Brainstorming Research Ideas: International Relations | Strategic and Diplomatic Studies

Brainstorming Research Ideas: International Relations | Strategic and Diplomatic Studies

Experts urge emerging researchers to focus on areas of untapped potentials

Pakistan
is blessed with enormous multidimensional potential and it is imperative for
emerging researchers to explore and study its untapped areas in a bid to
produce the output that is beneficial for its society.

This
was the gist of the session titled ‘Brainstorming Research Ideas: International
Relations | Strategic and Diplomatic Studies’ which was organized on October
22, 2019 by IPS LEAD – the learning, excellence and development program of IPS
– as part of its series of programs under the initiative ‘Indigenizing Policy
Research in Pakistan’.

The
session was addressed by Ambassador (r) Abdul Basit, Pakistan’s former Higher
Commissioner to India, Air Commodore (r) Khalid Banuri, Dr Adnan Sarwar, HoD,
International Relations, National University of Modern Languages (NUML) and
Executive President IPS Khalid Rahman.

The
main objective of the session was to bridge young social sciences and/or
inter-disciplinary researchers – preferably those enrolled in M. Phil and PhD
programs in International Relations, Political Science, Strategic and Diplomatic
Studies, and other related disciplines – with senior researchers, policy
analysts and field practitioners to brainstorm ideas for such research topics
that are aligned with the country’s indigenous needs.

Speaking
on the occasion, Banuri discussed and pointed at various strategic means and
resources handling which efficiently could have paid considerable dividends to
the country but failure in doing so resulted in converting those prospects into
hazards and challenges. He stressed the aspiring researchers to expand the
scope of their research works to multitudinous directions, identifying and
exploring other similar untapped and mismanaged areas that are present in the
country in abundance, attempting to unleash their true potential while laying
out strategies for their efficient utilization.

Basit
too pointed a number of regional issues in his speech that were needed to be
attended by the budding researchers. He lamented the lack of interest among
emerging researchers, young scholars, and academia in general in taking up
those matters as their research topics, urging them to think from within the
indigenous framework instead of following the thoughts and ideas being put up
by the external world.

Dr Sarwar was very critical over the quality being produced by research students in the country, maintaining that they were rather carrying out their research studies only to fulfill the degree requirements and not with any real objectivity in mind.

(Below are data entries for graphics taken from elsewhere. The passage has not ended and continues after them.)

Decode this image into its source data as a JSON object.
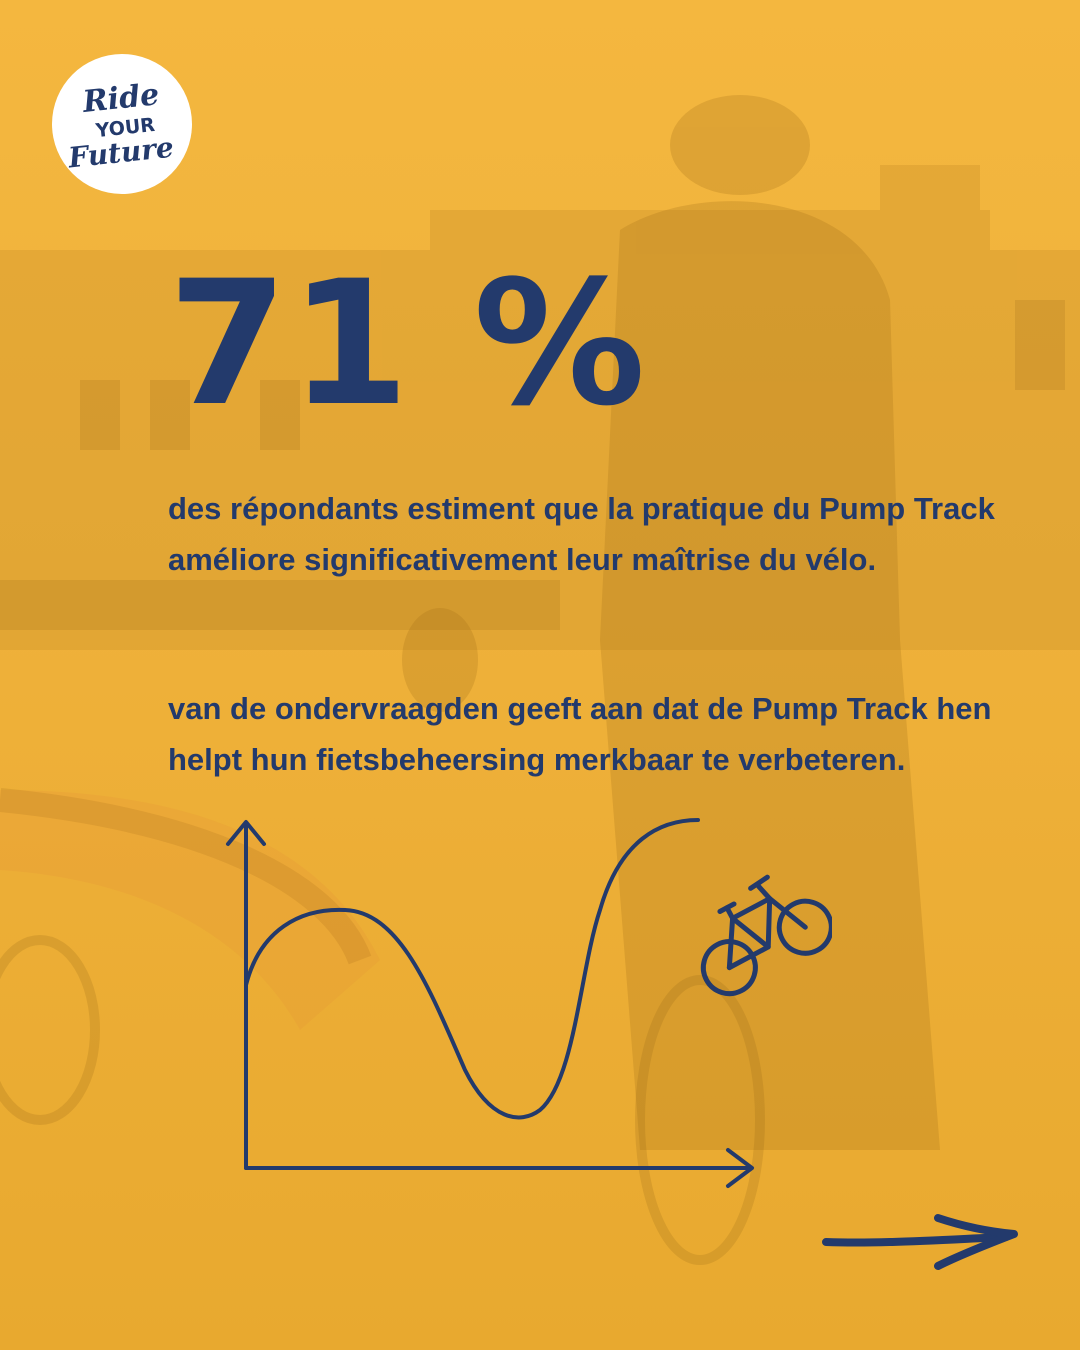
{
  "logo": {
    "name": "ride-your-future-logo",
    "lines": [
      "Ride",
      "YOUR",
      "Future"
    ],
    "color": "#233a6c"
  },
  "stat": {
    "value": "71 %",
    "text_fr": "des répondants estiment que la pratique du Pump Track améliore significativement leur maîtrise du vélo.",
    "text_nl": "van de ondervraagden geeft aan dat de Pump Track hen helpt hun fietsbeheersing merkbaar te verbeteren."
  },
  "illustration": {
    "graph_icon": "wave-graph-icon",
    "bike_icon": "bicycle-icon"
  },
  "navigation": {
    "next_icon": "arrow-right-icon"
  },
  "colors": {
    "background": "#f0b33b",
    "text": "#233a6c"
  }
}
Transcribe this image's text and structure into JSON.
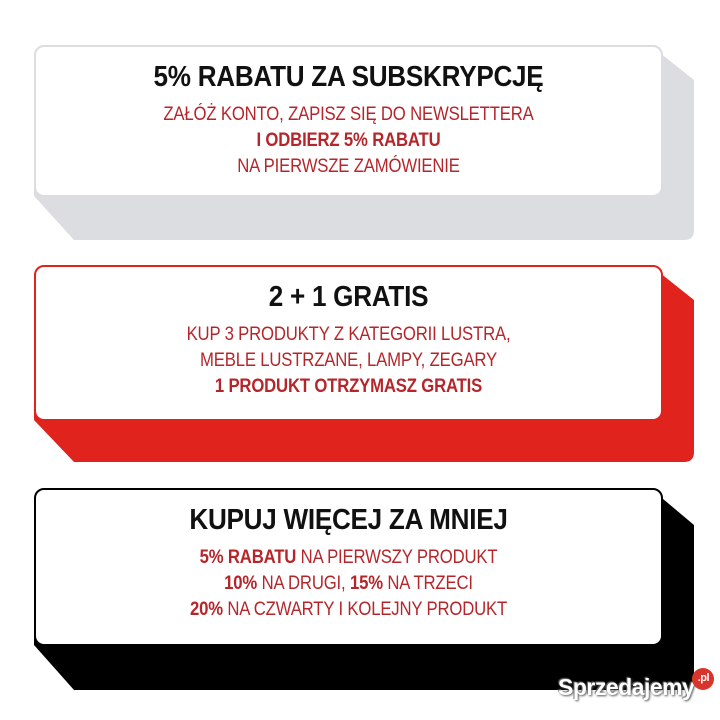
{
  "colors": {
    "gray": "#dcdde1",
    "red": "#e0231d",
    "black": "#000000",
    "accent_text": "#b5262b"
  },
  "cards": [
    {
      "title": "5% RABATU ZA SUBSKRYPCJĘ",
      "lines": [
        "ZAŁÓŻ KONTO, ZAPISZ SIĘ DO NEWSLETTERA",
        "I ODBIERZ 5% RABATU",
        "NA PIERWSZE ZAMÓWIENIE"
      ]
    },
    {
      "title": "2 + 1 GRATIS",
      "lines": [
        "KUP 3 PRODUKTY Z KATEGORII LUSTRA,",
        "MEBLE LUSTRZANE, LAMPY, ZEGARY",
        "1 PRODUKT OTRZYMASZ GRATIS"
      ]
    },
    {
      "title": "KUPUJ WIĘCEJ ZA MNIEJ",
      "lines": [
        {
          "bold": "5% RABATU",
          "rest": " NA PIERWSZY PRODUKT"
        },
        {
          "bold1": "10%",
          "mid": " NA DRUGI, ",
          "bold2": "15%",
          "rest": " NA TRZECI"
        },
        {
          "bold": "20%",
          "rest": " NA CZWARTY I KOLEJNY PRODUKT"
        }
      ]
    }
  ],
  "watermark": {
    "text": "Sprzedajemy",
    "suffix": ".pl"
  }
}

Rahman backed the opinion of other scholars, stating that a lot of research being produced in the country at present was actually sponsored by certain external elements only to fulfill their own vested interests. He said that it was very unfortunate that many students were being played at the hands of these entities who were making them see even our native issues from their own lens. “The phenomenon can prove to be destructive not only for the future of students but also for the country” he added  before urging the students to start thinking for their research endeavors from within the local contexts while trying to produce the output that is useful and applicable indigenously.